Losing streak magnifies Hoppers’ mistakes
from Bill Hass with Bill on Baseball(Greensboro Grasshoppers) at www.gsohoppers.com

Although Opening Day was just a week ago, it seems much longer than that for the Grasshoppers.

Time slows down when a team is in a losing streak. All the excitement and momentum of the 3-2 win over West Virginia has long since faded. The Hoppers have played six games since the opener and lost all six. The latest in the string came Wednesday, when they bowed to the Hickory Crawdads 5-2. The energy and enthusiasm of the sixth-graders on School Kids Day didn’t carry over to the Hoppers’ performance.

After the game, which began at 10:45 a.m., the team boarded buses for a long ride to Lakewood, N.J., to begin the first road trip of the season. The Hoppers will visit the BlueClaws for four games, swing down to Delmarva for three more and return home April 21.

“Hopefully we got this out of our system,” said manager Kevin Randel. “Everybody goes through a six-game skid. It’s just magnified when it’s at the beginning of the season.”

The Hoppers closed their home stand with just 13 runs and 38 hits, none of them home runs. Runners in scoring position, scarce as they were, usually were stranded. When Zach Sullivan doubled in a run in the second inning, it was Greensboro’s first hit with two outs and a runner in scoring position in 21 tries.

“When you don’t get runners home, that’s magnified because our opportunities have been so slim,” Randel said.

On Wednesday the Hoppers stranded runners on third base in the second inning, second and third in the fourth inning and third base in the sixth inning. In addition, Anfernee Seymour was thrown out at home plate in the fifth inning.

On that play Seymour was on first base when Angel Reyes ripped a double into the left fielder corner. With Seymour, the team’s fastest runner, in full stride, Randel took a chance and waved him home, forcing the Crawdads to make a perfect play.

And that’s exactly what they did. Left fielder Darius Day played the ball off the wall with his bare hand and fired an excellent relay throw to shortstop Yeyson Yrizarri, who was about 10 feet behind third base. Yrizarri pivoted and, with his strong arm, rifled a throw to catcher Chuck Moorman, who slapped the tag on the sliding Seymour for the third out.

Teams that are 6-1 like Hickory make those plays; teams that are 1-6 like the Hoppers don’t.

Sullivan had a good day with his RBI double and a triple that led to the second run on Rony Cabrera’s groundout. That sliced Hickory’s lead to 3-2, but reliever Ben Meyer gave up single runs in the eighth and ninth to squelch any chances of a rally.

Rodrigo Vigil had two hits, including a double, for the Hoppers and is 6-for-14 this season.

Starter Cody Poteet, not as sharp as he was in his first start, took the loss, tagged for three runs in 4 1/3 innings.

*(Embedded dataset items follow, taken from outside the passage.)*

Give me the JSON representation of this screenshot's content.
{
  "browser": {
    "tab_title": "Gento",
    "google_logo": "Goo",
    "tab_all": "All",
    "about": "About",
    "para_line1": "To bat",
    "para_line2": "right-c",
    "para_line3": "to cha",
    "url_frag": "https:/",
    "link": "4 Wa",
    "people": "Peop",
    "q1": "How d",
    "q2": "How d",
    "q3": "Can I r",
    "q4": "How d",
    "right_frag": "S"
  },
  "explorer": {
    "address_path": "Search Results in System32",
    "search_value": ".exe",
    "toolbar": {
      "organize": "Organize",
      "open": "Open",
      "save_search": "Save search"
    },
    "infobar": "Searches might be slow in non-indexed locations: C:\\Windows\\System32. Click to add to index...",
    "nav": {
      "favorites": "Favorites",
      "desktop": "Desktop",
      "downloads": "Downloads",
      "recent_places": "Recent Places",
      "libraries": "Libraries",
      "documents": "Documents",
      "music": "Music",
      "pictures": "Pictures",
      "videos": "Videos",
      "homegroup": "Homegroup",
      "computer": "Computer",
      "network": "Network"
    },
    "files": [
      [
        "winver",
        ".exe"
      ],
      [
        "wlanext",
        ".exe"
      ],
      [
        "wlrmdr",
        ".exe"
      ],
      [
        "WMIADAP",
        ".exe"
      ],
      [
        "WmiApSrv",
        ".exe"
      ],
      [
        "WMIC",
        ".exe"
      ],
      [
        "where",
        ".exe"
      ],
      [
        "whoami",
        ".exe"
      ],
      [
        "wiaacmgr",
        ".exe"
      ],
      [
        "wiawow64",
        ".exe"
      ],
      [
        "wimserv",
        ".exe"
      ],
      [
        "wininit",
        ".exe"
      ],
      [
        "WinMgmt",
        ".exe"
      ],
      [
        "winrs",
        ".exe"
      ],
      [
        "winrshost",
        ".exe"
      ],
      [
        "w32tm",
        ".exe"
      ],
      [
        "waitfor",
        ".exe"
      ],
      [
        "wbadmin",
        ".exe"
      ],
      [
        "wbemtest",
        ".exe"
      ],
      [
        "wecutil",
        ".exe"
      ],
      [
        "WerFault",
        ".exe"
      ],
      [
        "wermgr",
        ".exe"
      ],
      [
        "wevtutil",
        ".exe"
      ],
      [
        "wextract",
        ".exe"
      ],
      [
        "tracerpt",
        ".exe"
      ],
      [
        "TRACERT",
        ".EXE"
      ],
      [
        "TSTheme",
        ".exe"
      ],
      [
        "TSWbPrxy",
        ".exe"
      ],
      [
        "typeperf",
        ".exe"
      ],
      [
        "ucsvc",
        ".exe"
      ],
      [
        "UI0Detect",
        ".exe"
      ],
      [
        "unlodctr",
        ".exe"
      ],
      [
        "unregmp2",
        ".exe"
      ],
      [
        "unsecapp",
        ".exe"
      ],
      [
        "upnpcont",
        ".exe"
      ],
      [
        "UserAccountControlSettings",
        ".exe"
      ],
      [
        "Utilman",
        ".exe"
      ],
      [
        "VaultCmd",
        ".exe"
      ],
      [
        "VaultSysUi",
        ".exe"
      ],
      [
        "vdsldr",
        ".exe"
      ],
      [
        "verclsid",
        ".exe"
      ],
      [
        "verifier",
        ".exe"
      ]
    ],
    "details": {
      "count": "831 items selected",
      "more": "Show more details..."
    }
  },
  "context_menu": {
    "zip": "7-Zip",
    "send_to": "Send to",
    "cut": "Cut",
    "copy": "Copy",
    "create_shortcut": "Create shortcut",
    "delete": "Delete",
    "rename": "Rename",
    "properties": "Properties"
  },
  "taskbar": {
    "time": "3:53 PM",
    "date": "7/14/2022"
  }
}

NOTES: Outfielder Isael Soto was placed on the disabled list (tendinitis) and replacement Jhonny Santos had a fine game. Santos walked twice, got a hit and laid down a nice sacrifice bunt, officially going 1-for-1 … Dylan Moore hit a solo home run for Hickory … Brett Martin picked up and win and Jeffrey Springs got the save … Gabriel Castellanos will start the Hoppers’ road game Thursday in Lakewood.